Have you heard of UDL?
I have been hearing more and more about Universal Design for Learning (UDL) lately. It’s a framework that is being promoted to help teachers design lessons that will have a greater impact on student learning.
At first, I thought it was some new initiative that was being pushed on teachers to add to their already-full plates.
I was wrong.
Actually, the more I learned about UDL, the more I realized that it’s what amazing teachers do already.
Amazing teachers provide their students different options on how best to demonstrate their mastery of the concept.
The main principles of Universal Design for Learning (UDL) can be summarized as follows:
- Multiple Means of Representation: Provide content in various formats to accommodate diverse learning styles, such as text, audio, video, and visuals.
- Multiple Means of Engagement: Engage students through various methods, allowing for personal interests, motivation, and different ways of learning.
- Multiple Means of Expression: Allow students to demonstrate their understanding in diverse ways, whether through writing, speaking, creating, or other means.
- Flexibility and Accessibility: Create an inclusive learning environment that removes barriers and accommodates the needs of all students, including those with disabilities.
- Ongoing Assessment: Continuously assess and adjust instruction to meet the individual needs of learners.

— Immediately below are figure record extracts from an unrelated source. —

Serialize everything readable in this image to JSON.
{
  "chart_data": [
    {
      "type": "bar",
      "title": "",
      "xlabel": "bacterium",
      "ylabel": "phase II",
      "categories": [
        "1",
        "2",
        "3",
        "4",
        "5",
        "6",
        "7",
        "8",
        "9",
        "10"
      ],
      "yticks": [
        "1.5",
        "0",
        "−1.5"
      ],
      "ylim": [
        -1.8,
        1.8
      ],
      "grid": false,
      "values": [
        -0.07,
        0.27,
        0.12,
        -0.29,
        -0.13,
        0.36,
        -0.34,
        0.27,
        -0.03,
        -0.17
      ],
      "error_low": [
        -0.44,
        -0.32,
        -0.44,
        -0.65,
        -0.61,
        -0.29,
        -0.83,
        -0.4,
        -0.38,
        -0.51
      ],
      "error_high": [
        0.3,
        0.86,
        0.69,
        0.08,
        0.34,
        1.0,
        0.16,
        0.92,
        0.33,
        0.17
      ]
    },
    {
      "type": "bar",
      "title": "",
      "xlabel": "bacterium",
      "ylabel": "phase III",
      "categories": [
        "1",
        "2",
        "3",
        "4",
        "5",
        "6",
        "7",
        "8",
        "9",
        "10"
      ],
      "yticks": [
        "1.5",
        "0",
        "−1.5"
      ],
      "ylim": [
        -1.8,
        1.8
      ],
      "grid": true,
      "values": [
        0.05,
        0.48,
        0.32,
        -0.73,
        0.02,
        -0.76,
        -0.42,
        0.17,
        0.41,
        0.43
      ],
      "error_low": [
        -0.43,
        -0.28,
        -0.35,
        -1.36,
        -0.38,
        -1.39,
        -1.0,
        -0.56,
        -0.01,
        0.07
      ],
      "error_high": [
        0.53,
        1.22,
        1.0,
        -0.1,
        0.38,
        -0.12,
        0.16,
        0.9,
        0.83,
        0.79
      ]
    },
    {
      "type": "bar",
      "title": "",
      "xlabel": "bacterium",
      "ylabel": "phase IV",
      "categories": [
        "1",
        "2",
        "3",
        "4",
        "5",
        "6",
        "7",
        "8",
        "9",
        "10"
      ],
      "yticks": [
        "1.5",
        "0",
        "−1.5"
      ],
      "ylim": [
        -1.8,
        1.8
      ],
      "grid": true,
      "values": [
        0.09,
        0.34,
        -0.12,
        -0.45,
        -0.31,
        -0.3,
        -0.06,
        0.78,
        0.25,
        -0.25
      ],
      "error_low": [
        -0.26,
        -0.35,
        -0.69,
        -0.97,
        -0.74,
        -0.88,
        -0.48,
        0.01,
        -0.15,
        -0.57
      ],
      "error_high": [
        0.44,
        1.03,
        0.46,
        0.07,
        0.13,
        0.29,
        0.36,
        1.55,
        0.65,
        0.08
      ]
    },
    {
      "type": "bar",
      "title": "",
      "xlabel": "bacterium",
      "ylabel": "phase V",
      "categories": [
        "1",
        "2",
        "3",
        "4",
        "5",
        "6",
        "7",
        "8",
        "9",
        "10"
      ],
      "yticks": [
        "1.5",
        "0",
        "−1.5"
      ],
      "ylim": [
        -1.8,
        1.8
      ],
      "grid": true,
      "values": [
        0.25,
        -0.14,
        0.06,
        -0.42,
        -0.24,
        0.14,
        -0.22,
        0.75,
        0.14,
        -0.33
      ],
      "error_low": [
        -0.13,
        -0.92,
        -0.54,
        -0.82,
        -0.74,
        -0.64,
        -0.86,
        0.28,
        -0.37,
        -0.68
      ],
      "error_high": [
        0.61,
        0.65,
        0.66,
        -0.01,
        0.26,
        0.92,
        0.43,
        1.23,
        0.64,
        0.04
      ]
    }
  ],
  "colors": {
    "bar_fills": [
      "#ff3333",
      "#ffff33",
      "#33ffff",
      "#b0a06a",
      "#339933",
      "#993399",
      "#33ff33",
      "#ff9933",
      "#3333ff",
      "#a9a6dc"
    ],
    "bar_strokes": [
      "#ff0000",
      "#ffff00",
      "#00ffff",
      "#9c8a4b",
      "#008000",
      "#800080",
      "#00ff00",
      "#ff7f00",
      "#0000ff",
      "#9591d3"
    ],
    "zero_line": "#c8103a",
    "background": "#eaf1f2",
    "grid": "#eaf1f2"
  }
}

Basically, teachers create lessons that provide their students flexibility in how to demonstrate that they understand what the teacher wants them to learn.
I used to have students in my history class turn in one kind of assignment, let’s say a biography of a person in history. What I realized was that not all my students were good at writing. They knew the information, but they didn’t have the skills to turn in the assignment that I asked for. As a result, many students just chose to not do the assignment.
When I began to offer different options as to how they can prove to me that they know the information, such as a video, or a poster, or a Power Point presentation, more students turned in their assignments. This was UDL back before I knew what UDL was. By offering options to my kids, I was unknowingly removing barriers and making my class more equitable.
UDL seeks to promote equal opportunities for all students and enhance the learning experience by providing flexibility and customization in the educational process.
UDL works, and any new or soon-to-be teacher who embraces Universal Design for Learning will find success in their classroom!
Looking to learn more?
Katie Novak came and shared her expertise with our district recently, and her book, UDL Now!, gives teachers some practical advice on how to implement UDL into their lessons. I would recommend her book to new and soon-to-be teachers.